Public outreach & Engagement
This page is My experience as an Intern for Aim consulting |
Aim Consulting was established in 2005, by Gladys Cornell. Aim specializes in communications and public outreach for land-use, transportation, transit, water, and waste-water projects. Aim provides public engagement, communication, strategic planning, public information, and community relations consulting services to both public and private clients throughout Northern California.
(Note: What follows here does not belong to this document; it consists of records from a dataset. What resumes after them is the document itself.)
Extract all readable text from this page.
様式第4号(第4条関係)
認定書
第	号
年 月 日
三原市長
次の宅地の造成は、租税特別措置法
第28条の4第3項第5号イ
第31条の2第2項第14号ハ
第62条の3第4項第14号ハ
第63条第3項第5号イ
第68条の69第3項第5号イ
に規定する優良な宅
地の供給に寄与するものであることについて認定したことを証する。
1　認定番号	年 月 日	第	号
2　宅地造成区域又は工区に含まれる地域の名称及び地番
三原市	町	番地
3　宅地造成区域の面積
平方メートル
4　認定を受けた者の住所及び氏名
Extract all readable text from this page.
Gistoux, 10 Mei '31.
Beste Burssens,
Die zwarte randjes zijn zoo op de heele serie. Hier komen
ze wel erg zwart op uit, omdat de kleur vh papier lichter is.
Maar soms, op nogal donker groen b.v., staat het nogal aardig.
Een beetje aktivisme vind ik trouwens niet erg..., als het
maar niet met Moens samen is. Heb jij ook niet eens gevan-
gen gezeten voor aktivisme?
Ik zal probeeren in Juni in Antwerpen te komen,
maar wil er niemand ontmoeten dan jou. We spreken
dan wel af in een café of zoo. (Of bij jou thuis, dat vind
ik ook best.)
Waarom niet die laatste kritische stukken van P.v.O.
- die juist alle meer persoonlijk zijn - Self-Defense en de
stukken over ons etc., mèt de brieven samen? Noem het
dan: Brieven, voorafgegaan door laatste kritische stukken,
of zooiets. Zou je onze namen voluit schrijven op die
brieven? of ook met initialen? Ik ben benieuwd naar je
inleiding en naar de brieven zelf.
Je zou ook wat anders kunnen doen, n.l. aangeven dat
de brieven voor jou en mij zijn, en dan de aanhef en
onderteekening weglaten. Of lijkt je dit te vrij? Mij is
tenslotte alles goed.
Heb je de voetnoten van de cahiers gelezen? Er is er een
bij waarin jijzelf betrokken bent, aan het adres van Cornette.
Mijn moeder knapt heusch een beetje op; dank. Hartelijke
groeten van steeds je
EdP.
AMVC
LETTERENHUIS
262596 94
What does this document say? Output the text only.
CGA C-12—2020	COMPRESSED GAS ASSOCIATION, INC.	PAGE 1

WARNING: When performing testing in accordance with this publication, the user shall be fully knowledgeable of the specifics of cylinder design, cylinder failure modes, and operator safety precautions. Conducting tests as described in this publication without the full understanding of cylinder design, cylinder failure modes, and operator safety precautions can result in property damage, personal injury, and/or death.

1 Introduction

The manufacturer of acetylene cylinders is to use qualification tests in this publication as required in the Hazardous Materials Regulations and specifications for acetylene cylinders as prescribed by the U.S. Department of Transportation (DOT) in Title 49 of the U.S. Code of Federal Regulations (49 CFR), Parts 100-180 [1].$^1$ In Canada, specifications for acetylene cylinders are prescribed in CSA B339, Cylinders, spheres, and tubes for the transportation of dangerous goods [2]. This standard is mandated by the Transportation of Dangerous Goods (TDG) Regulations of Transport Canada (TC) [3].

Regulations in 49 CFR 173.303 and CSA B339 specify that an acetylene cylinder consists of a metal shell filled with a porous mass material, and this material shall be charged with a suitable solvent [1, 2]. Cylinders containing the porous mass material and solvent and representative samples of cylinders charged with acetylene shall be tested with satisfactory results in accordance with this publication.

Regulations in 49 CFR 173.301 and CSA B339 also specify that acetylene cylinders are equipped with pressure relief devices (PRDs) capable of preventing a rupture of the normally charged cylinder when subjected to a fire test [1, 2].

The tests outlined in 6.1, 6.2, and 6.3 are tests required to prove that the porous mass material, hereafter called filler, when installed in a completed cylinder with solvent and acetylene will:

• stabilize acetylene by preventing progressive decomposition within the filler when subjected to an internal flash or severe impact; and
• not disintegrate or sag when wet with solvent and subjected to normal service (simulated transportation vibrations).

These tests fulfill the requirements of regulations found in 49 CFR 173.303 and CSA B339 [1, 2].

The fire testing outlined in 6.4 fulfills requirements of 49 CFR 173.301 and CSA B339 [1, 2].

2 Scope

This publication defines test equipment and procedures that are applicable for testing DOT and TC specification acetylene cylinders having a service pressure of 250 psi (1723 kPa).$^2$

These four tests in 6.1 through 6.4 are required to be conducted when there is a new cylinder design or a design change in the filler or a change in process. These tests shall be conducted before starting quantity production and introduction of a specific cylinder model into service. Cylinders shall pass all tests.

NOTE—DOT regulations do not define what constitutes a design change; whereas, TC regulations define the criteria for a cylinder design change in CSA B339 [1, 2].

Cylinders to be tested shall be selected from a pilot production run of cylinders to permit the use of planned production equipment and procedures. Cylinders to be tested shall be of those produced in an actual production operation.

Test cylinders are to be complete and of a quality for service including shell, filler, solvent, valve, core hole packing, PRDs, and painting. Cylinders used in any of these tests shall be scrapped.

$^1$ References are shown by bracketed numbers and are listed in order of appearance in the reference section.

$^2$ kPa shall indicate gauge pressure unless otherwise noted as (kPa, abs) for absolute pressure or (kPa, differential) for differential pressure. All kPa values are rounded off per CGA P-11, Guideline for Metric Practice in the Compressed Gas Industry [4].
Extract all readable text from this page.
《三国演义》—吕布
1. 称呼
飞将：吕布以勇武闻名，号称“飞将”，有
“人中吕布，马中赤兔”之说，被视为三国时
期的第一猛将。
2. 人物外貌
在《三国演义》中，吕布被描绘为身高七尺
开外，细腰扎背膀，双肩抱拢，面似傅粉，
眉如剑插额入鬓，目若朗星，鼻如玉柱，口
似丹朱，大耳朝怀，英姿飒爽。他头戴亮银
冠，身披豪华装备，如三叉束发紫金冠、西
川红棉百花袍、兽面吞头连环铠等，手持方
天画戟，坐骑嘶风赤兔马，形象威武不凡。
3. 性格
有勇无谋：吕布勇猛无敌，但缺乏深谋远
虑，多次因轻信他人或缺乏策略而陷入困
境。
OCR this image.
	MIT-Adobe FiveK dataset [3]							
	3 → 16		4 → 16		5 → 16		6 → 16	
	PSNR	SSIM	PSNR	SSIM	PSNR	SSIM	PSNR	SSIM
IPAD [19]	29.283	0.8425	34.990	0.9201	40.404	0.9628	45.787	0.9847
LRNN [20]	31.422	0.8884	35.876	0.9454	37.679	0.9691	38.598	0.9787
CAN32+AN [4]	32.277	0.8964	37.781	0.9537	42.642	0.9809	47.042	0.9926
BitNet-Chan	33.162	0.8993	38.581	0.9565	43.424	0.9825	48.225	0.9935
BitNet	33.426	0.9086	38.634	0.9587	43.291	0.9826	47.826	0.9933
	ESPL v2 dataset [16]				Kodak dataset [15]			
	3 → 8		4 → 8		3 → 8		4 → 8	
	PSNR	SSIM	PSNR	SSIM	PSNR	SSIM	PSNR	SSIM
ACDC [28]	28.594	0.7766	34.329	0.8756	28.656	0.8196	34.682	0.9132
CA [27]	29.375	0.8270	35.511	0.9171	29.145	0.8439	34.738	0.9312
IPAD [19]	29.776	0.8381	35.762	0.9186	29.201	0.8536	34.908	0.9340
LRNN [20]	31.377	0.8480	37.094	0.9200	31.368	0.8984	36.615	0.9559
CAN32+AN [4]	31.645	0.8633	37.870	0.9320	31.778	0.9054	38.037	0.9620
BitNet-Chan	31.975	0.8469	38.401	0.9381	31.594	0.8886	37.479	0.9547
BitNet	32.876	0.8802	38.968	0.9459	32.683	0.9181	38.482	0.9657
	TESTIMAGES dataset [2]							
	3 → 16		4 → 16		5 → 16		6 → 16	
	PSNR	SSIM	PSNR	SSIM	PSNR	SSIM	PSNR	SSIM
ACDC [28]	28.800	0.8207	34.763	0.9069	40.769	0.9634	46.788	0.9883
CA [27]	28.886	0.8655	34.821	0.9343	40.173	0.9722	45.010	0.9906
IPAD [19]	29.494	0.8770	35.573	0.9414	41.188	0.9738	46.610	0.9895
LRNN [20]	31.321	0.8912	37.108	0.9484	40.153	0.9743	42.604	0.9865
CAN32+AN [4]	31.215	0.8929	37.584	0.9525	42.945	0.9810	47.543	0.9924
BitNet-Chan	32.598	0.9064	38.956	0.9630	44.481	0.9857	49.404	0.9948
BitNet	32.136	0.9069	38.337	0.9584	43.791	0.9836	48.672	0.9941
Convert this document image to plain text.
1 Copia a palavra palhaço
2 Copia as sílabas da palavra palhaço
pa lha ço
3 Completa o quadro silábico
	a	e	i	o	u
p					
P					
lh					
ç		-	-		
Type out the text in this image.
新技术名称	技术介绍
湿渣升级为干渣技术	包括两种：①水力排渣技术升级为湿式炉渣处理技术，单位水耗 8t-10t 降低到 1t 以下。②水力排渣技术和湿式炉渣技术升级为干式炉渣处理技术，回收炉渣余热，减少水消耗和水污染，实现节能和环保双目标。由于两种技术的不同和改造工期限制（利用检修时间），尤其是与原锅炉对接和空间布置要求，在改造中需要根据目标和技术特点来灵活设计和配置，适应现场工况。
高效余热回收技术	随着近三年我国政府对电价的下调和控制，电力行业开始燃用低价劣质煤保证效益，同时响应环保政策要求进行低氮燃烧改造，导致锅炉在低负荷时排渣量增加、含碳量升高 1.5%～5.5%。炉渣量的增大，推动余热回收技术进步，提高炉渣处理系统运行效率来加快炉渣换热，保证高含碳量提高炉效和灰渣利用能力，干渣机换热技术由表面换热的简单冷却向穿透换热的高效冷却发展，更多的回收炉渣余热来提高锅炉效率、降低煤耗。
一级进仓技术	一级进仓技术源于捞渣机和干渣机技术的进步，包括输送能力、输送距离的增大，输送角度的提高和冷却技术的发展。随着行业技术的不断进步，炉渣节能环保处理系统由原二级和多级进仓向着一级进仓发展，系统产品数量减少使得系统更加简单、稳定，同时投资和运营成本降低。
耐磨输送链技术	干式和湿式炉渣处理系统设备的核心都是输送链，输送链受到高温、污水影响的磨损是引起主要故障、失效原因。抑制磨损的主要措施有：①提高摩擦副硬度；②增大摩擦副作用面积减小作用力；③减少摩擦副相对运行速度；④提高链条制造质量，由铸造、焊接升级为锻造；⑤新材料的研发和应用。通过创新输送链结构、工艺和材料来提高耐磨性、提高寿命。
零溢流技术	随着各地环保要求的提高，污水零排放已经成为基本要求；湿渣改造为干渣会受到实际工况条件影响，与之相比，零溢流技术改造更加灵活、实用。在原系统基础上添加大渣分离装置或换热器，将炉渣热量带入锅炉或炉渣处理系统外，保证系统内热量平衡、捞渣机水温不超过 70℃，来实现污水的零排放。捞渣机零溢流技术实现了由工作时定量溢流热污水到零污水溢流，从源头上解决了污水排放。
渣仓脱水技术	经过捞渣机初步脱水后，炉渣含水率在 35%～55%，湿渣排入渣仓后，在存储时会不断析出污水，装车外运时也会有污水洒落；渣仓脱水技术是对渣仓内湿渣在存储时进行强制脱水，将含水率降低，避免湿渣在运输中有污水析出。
Aim has and continues to work successfully with public agencies and private businesses to develop and implement communication strategies that inform local, regional, and national audiences of challenges and opportunities to help build broad base support for their clients’ initiatives.
AIM is certified as a Small Business Enterprise by the State of California, Department of General Services, an Emerging and Small Business by the City of Sacramento, and an Underutilized Disadvantaged Business Enterprise by the State of California, Department of Transportation. |
While working for Aim Consulting I helped the team provide the aforementioned services, by collecting and recording data from: community workshops, online surveys, pop-ups, and all other interactions with stakeholders and project team members. Additionally, I found venues to host community workshops, then I notified all stakeholders of the time and location of the community workshop, and then I helped facilitate the workshop. I also wrote up reports that summarized the findings from the community workshop as well as many articles, memos, and social media posts about various projects. Similarly, I helped write scripts for informational videos that I then helped film. There is no short way to explain all the ways I helped Aim serve communities because Aim understands that every community functions differently and adjusts their practices to match.
To increase livability we must understand a community's priorities |
The work Aim does, public engagement for planning projects, is vital to a communities’ livability. Aim is based out of the capitol of California, Sacramento, which is the perfect case for why their work is so important. First Sacramento is extremely diverse, in fact in 2002 the Civil Rights Project at Harvard University named Sacramento as America's Most Diverse City. Because of this, there are many different communities with very different needs, which makes creating and implementing successful planning projects much more complex. That is where Aim steps in to help their clients identify and connect with stakeholders to facilitate a partnership so that everyone affected by the project will have an opportunity to be informed about projects and to use their voice to influence outcomes.
Aim strives to connect citizens with the project team so that both parties have an understanding of each other’s visions. These groups should always work together, but for far too long this has not been either a priority or an actual part of the project implementation process. More typically, our top down system wherein politicians create laws that public servants implement with little or no effort to engage the public and, as a result, we the people suffer. With the help of an engagement specialist like Aim, everyone is brought to the table to have a dialogue about the realities of the project. Here, stakeholders have the opportunity to explain to the project team their main issues as well as assets within their community that an outsider might not be aware of, in turn, the project team is also given space to explain to stakeholders their reasoning behind their plans. If this is done successfully the community will feel more connected with the proposed project which will make the implementation of the project, go much smoother. |
Sacramento 2040: The general plan update and climate action plan
While I worked on many different projects at Aim, the one I felt closest to was Sacramento 2040: The General Plan Update and Climate Action Plan. This plan is a long-term planning project that will be the blueprint for how and where the City of Sacramento will grow over the next twenty years. Because of this the city needed to understand the priorities of all its citizens. So the City of Sacramento hired Aim to set up a series of workshops, online engagement platforms, and more in order to connect their Planning Department with the community. The first series was the Citywide Visioning Workshops, in which Aim hosted four meetings in different areas of Sacramento. Then Aim started Phase 1 of the Community Plan Area Meeting series, where they went to the ten neighborhoods in Sacramento to get a better understanding of each of neighborhood’s specific needs. And now Phase 2 in in the works.